Fenomena Alam yang Akan Hiasi Langit di Tahun 2020

cicin - Fenomena Alam yang Akan Hiasi Langit di Tahun 2020

Fenomena – Ingin memulai hobi stargazing atau mengamati bintang di tahun 2020? Atau masih belum puas menikmati Gerhana Matahari Cincin yang berlangsung beberapa hari yang lalu?

Jangan khawatir, karena tahun 2020 akan menawarkan banyak fenomena langit yang tidak kalah keren. Mulai dari gerhana, hujan meteor, hingga supermoon akan menghiasi langit sepanjang tahun 2020.

Berikut rangkaian fenomena alam langit yang akan terjadi di tahun 2020 seperti dirangkum detikINET dari Forbes, Rabu (1/1/2020):

Baca juga : Fenomena Alam yang Membuktikan Bumi adalah Planet Penuh Misteri

1. Gerhana Matahari Cincin
Hanya beberapa bulan setelah Gerhana Matahari Cincin pada Desember 2019, Bumi akan kembali menyambut fenomena langka ini pada 21 Juni 2020 mendatang.

Jalur utama dari gerhana ini akan melewati negara-negara Afrika dan Asia Selatan IDN POKER DEPOSIT 10000 seperti Republik Afrika Tengah, Kongo, Ethiopia, India, Pakistan, Oman dan China. Gerhana matahari sebagian akan terlihat di wilayah yang berjarak ribuan kilometer dari jalur utama.

2. Gerhana Matahri Total
Salah satu fenomena alam paling mengagumkan, gerhana matahari total akan menghiasi langit pada 14 Desember 2020. Feneomena ini terjadi ketika Bumi, Bulan, dan Matahari berada di posisi sejejar dan Bulan berhasil menutupi seluruh bagian Mataharui.

Sayangnya, gerhana Matahari ini hanya akan terlihat di beberapa negara Amerika Selatan yaitu Argentina dan Chile. Beberapa wilayah di negara ini bahkan bisa menikmati momen kegelapan selama 2 menit 9 detik.

3. Empat Gerhana Bulan
Akan ada empat gerhana bulan yang terjadi sepanjang tahun 2020. Gerhana ini terjadi ketika Matahari, Bumi dan Bulan berada dalam posisi hampir sejajar dan Bulan sembunyi di balik bayangan Bumi.

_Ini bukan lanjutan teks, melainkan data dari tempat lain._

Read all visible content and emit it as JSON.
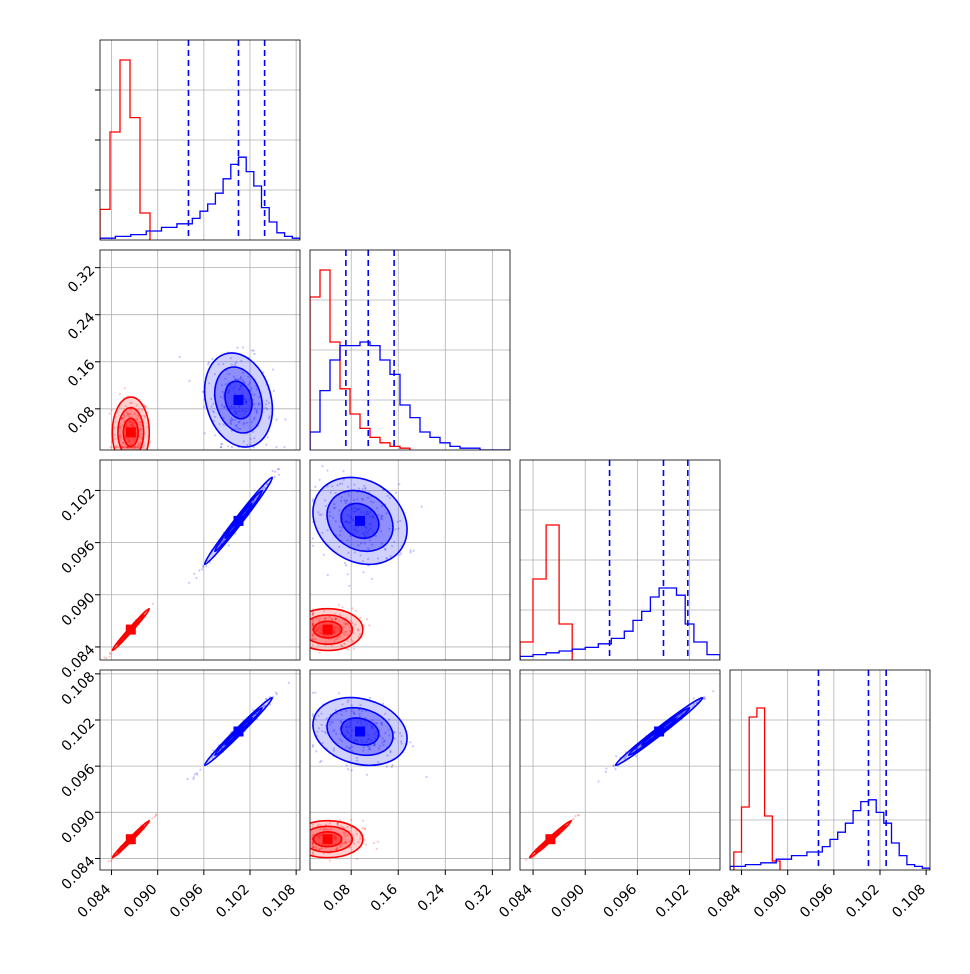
{
  "chart_data": {
    "type": "corner",
    "parameters": [
      {
        "ticks": [
          "0.084",
          "0.090",
          "0.096",
          "0.102",
          "0.108"
        ],
        "tick_values": [
          0.084,
          0.09,
          0.096,
          0.102,
          0.108
        ],
        "range": [
          0.0825,
          0.1085
        ]
      },
      {
        "ticks": [
          "0.08",
          "0.16",
          "0.24",
          "0.32"
        ],
        "tick_values": [
          0.08,
          0.16,
          0.24,
          0.32
        ],
        "range": [
          0.01,
          0.35
        ]
      },
      {
        "ticks": [
          "0.084",
          "0.090",
          "0.096",
          "0.102"
        ],
        "tick_values": [
          0.084,
          0.09,
          0.096,
          0.102
        ],
        "range": [
          0.0825,
          0.1055
        ]
      },
      {
        "ticks": [
          "0.084",
          "0.090",
          "0.096",
          "0.102",
          "0.108"
        ],
        "tick_values": [
          0.084,
          0.09,
          0.096,
          0.102,
          0.108
        ],
        "range": [
          0.0825,
          0.1085
        ]
      }
    ],
    "series": [
      {
        "color": "#ff0000",
        "mean": [
          0.0865,
          0.04,
          0.086,
          0.0865
        ],
        "spread": [
          0.0012,
          0.03,
          0.0012,
          0.0012
        ],
        "corr": [
          [
            1,
            0,
            0.99,
            0.99
          ],
          [
            0,
            1,
            0,
            0
          ],
          [
            0.99,
            0,
            1,
            0.99
          ],
          [
            0.99,
            0,
            0.99,
            1
          ]
        ],
        "histograms": [
          {
            "edges": [
              0.0825,
              0.0838,
              0.0851,
              0.0864,
              0.0877,
              0.089
            ],
            "counts": [
              0.17,
              0.6,
              1.0,
              0.68,
              0.15
            ]
          },
          {
            "edges": [
              0.01,
              0.027,
              0.044,
              0.061,
              0.078,
              0.095,
              0.112,
              0.129,
              0.146,
              0.163,
              0.18
            ],
            "counts": [
              0.85,
              1.0,
              0.6,
              0.34,
              0.2,
              0.12,
              0.07,
              0.04,
              0.02,
              0.01
            ]
          },
          {
            "edges": [
              0.0825,
              0.084,
              0.0855,
              0.087,
              0.0885
            ],
            "counts": [
              0.1,
              0.45,
              0.75,
              0.2
            ]
          },
          {
            "edges": [
              0.083,
              0.084,
              0.085,
              0.086,
              0.087,
              0.088,
              0.089
            ],
            "counts": [
              0.1,
              0.35,
              0.85,
              0.9,
              0.3,
              0.05
            ]
          }
        ]
      },
      {
        "color": "#0000ff",
        "mean": [
          0.1005,
          0.095,
          0.0985,
          0.1005
        ],
        "spread": [
          0.0022,
          0.04,
          0.0025,
          0.0022
        ],
        "corr": [
          [
            1,
            -0.2,
            0.99,
            0.99
          ],
          [
            -0.2,
            1,
            -0.2,
            -0.2
          ],
          [
            0.99,
            -0.2,
            1,
            0.99
          ],
          [
            0.99,
            -0.2,
            0.99,
            1
          ]
        ],
        "quantiles": [
          [
            0.094,
            0.1005,
            0.1039
          ],
          [
            0.071,
            0.109,
            0.153
          ],
          [
            0.0928,
            0.099,
            0.1018
          ],
          [
            0.094,
            0.1005,
            0.1028
          ]
        ],
        "histograms": [
          {
            "edges": [
              0.0825,
              0.0845,
              0.0865,
              0.0885,
              0.0905,
              0.0925,
              0.0945,
              0.0955,
              0.0965,
              0.0975,
              0.0985,
              0.0995,
              0.1005,
              0.1015,
              0.1025,
              0.1035,
              0.1045,
              0.1055,
              0.1065,
              0.1075,
              0.1085
            ],
            "counts": [
              0.01,
              0.02,
              0.03,
              0.05,
              0.07,
              0.09,
              0.12,
              0.16,
              0.2,
              0.26,
              0.34,
              0.42,
              0.46,
              0.38,
              0.3,
              0.18,
              0.1,
              0.04,
              0.02,
              0.01
            ]
          },
          {
            "edges": [
              0.01,
              0.027,
              0.044,
              0.061,
              0.078,
              0.095,
              0.112,
              0.129,
              0.146,
              0.163,
              0.18,
              0.197,
              0.214,
              0.231,
              0.248,
              0.265,
              0.282,
              0.299,
              0.316,
              0.333,
              0.35
            ],
            "counts": [
              0.1,
              0.33,
              0.5,
              0.58,
              0.58,
              0.6,
              0.58,
              0.5,
              0.42,
              0.25,
              0.18,
              0.1,
              0.07,
              0.04,
              0.02,
              0.01,
              0.01,
              0.0,
              0.0,
              0.0
            ]
          },
          {
            "edges": [
              0.0825,
              0.084,
              0.0855,
              0.087,
              0.0885,
              0.09,
              0.0915,
              0.093,
              0.0945,
              0.0955,
              0.0965,
              0.0975,
              0.0985,
              0.0995,
              0.1005,
              0.1015,
              0.1025,
              0.104,
              0.1055
            ],
            "counts": [
              0.02,
              0.03,
              0.04,
              0.05,
              0.06,
              0.07,
              0.09,
              0.12,
              0.16,
              0.22,
              0.27,
              0.35,
              0.4,
              0.4,
              0.36,
              0.2,
              0.1,
              0.03
            ]
          },
          {
            "edges": [
              0.0825,
              0.0845,
              0.0865,
              0.0885,
              0.0905,
              0.0925,
              0.0945,
              0.0955,
              0.0965,
              0.0975,
              0.0985,
              0.0995,
              0.1005,
              0.1015,
              0.1025,
              0.1035,
              0.1045,
              0.1055,
              0.1065,
              0.1075,
              0.1085
            ],
            "counts": [
              0.02,
              0.03,
              0.04,
              0.06,
              0.08,
              0.1,
              0.13,
              0.17,
              0.21,
              0.26,
              0.33,
              0.38,
              0.39,
              0.32,
              0.26,
              0.15,
              0.08,
              0.03,
              0.02,
              0.01
            ]
          }
        ]
      }
    ],
    "grid": true,
    "xlabel": "",
    "ylabel": ""
  }
}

Kapan keempat gerhana bulan tersebut menyambangi Bumi? Ini jadwal dan wilayah yang bisa mengamati:

– Gerhana Bulan Serigala, 10 Januari 2020. Gerhana ini bisa diamati di Asia, Australia, Eropa dan Afrika.

– Gerhana Bulan Stroberi, 5 Juni 2020. Gerhana ini bisa diamati di Asia, Afrika dan Australia.

– Gerhana Bulan Petir, 5 Juli 2020. Gerhana ini bisa dilihat di Amerika Selatan, Amerika Utara dan Afrika.

– Gerhana Bulan Frosty, 29-30 November 2020. Gerhana ini bisa dilihat di Amerika Selatan, Amerika Utara, Asia Timur dan Australia.

4. Tiga Supermoon
Supermoon adalah fenomena bulan purnama yang membuat satelit Bumi tersebut terlihat sangat besar, dekat dan terang. Jika ingin melihat ukuran Bulan membesar dengan dramatis, lihat ke arah timur saat bulan terbit atau ke arah barat saat bulan terbenam.

Ada tiga supermoon yang akan terjadi pada tahun 2020 yaitu Super Worm Moon (9 Maret), Super Pink Moon (8 April) dan Super Flower Moon (7 Mei).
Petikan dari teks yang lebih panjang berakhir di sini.